Data had no difficulty locating Leo. He found her in the conference room next to Holodeck 1, standing at the large viewport where she always went to wrestle with her most difficult thoughts. She saw his reflection in the glass as he approached her in silence but gave no sign of acknowledgment. When he embraced her from behind it wasn't in the playful way he sometimes crept up to slip his arms around her waist and interrupt her at whatever she might be doing at the time. This time he surrounded her entirely, binding her back against him as if she were a living wound. Data bent his head forward to press against the side of Leo's face and kissed her cheek gently, saying nothing. What was there to say?

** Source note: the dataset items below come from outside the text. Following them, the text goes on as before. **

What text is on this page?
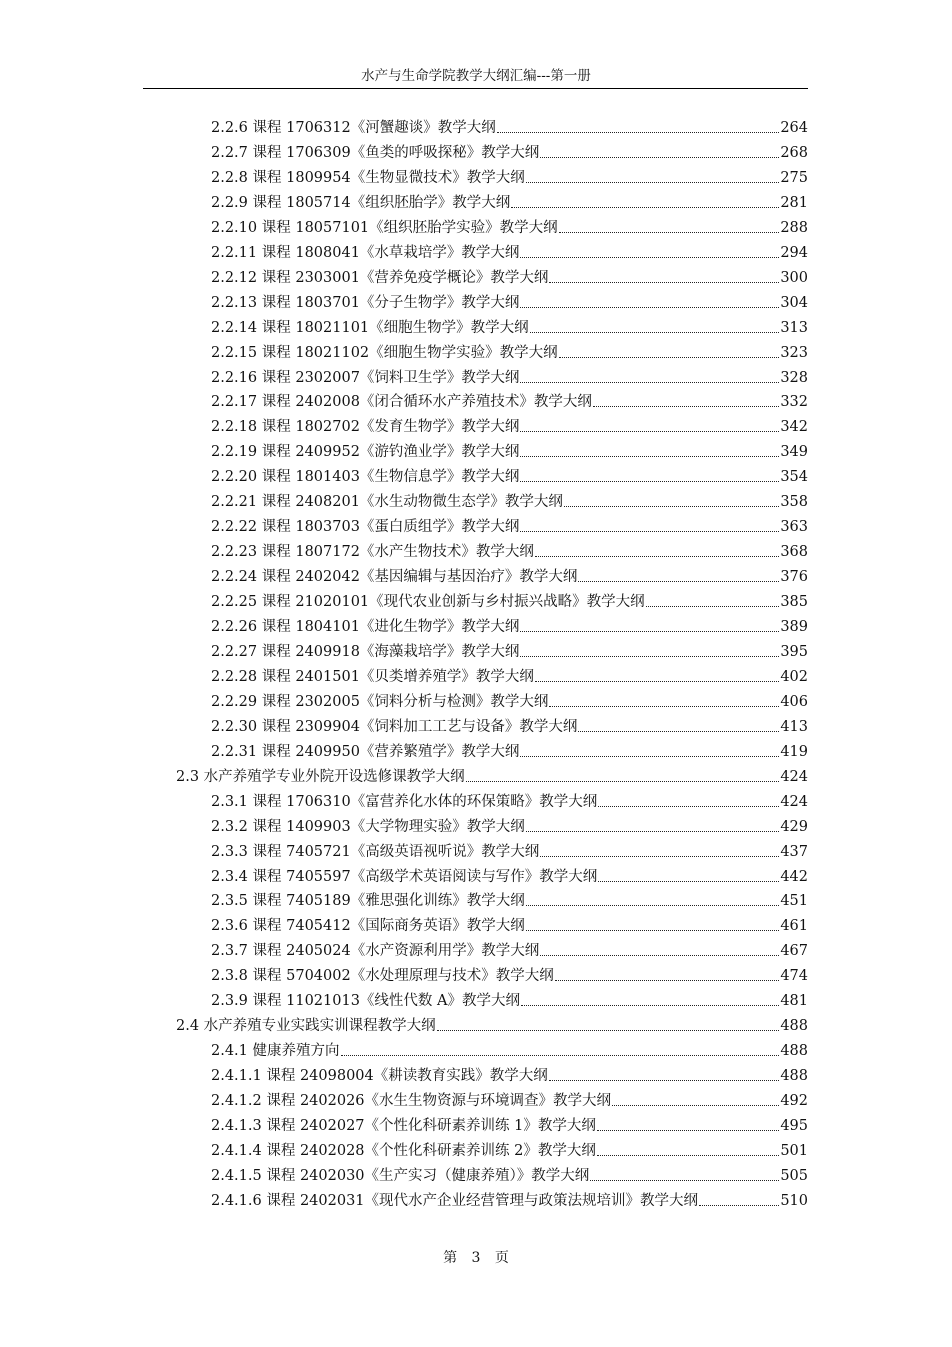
水产与生命学院教学大纲汇编---第一册
2.2.6 课程 1706312《河蟹趣谈》教学大纲	264
2.2.7 课程 1706309《鱼类的呼吸探秘》教学大纲	268
2.2.8 课程 1809954《生物显微技术》教学大纲	275
2.2.9 课程 1805714《组织胚胎学》教学大纲	281
2.2.10 课程 18057101《组织胚胎学实验》教学大纲	288
2.2.11 课程 1808041《水草栽培学》教学大纲	294
2.2.12 课程 2303001《营养免疫学概论》教学大纲	300
2.2.13 课程 1803701《分子生物学》教学大纲	304
2.2.14 课程 18021101《细胞生物学》教学大纲	313
2.2.15 课程 18021102《细胞生物学实验》教学大纲	323
2.2.16 课程 2302007《饲料卫生学》教学大纲	328
2.2.17 课程 2402008《闭合循环水产养殖技术》教学大纲	332
2.2.18 课程 1802702《发育生物学》教学大纲	342
2.2.19 课程 2409952《游钓渔业学》教学大纲	349
2.2.20 课程 1801403《生物信息学》教学大纲	354
2.2.21 课程 2408201《水生动物微生态学》教学大纲	358
2.2.22 课程 1803703《蛋白质组学》教学大纲	363
2.2.23 课程 1807172《水产生物技术》教学大纲	368
2.2.24 课程 2402042《基因编辑与基因治疗》教学大纲	376
2.2.25 课程 21020101《现代农业创新与乡村振兴战略》教学大纲	385
2.2.26 课程 1804101《进化生物学》教学大纲	389
2.2.27 课程 2409918《海藻栽培学》教学大纲	395
2.2.28 课程 2401501《贝类增养殖学》教学大纲	402
2.2.29 课程 2302005《饲料分析与检测》教学大纲	406
2.2.30 课程 2309904《饲料加工工艺与设备》教学大纲	413
2.2.31 课程 2409950《营养繁殖学》教学大纲	419
2.3 水产养殖学专业外院开设选修课教学大纲	424
2.3.1 课程 1706310《富营养化水体的环保策略》教学大纲	424
2.3.2 课程 1409903《大学物理实验》教学大纲	429
2.3.3 课程 7405721《高级英语视听说》教学大纲	437
2.3.4 课程 7405597《高级学术英语阅读与写作》教学大纲	442
2.3.5 课程 7405189《雅思强化训练》教学大纲	451
2.3.6 课程 7405412《国际商务英语》教学大纲	461
2.3.7 课程 2405024《水产资源利用学》教学大纲	467
2.3.8 课程 5704002《水处理原理与技术》教学大纲	474
2.3.9 课程 11021013《线性代数 A》教学大纲	481
2.4 水产养殖专业实践实训课程教学大纲	488
2.4.1 健康养殖方向	488
2.4.1.1 课程 24098004《耕读教育实践》教学大纲	488
2.4.1.2 课程 2402026《水生生物资源与环境调查》教学大纲	492
2.4.1.3 课程 2402027《个性化科研素养训练 1》教学大纲	495
2.4.1.4 课程 2402028《个性化科研素养训练 2》教学大纲	501
2.4.1.5 课程 2402030《生产实习（健康养殖）》教学大纲	505
2.4.1.6 课程 2402031《现代水产企业经营管理与政策法规培训》教学大纲	510
第 3 页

Her introduction into the cold reality of Starfleet-Romulan relations had spoken entirely for itself, and Data had no doubt that she understood exactly why things had happened as they did. That they were emotionally unacceptable to her was as unavoidable as it was irrelevant to the proceedings. She'd said it on other occasions, "Life doesn't ask your permission." He was also mindful of another of her truisms: some things aren't for fixing. Even an android could tell this was one of those things.

Leo realized once again that Paul had been right about her, she always expected things to be as simple as she saw them. It was a vulnerability she couldn't seem to defend against. A bolus of rage, frustration, and blunt-edged pain forced itself out through a violent hitch in her breathing as she turned to face Data. He framed her face in his hands and rested his forehead against hers.

"I will keep you safe until you heal," he promised as Leo buried herself against him, not quite crying but not quite calm.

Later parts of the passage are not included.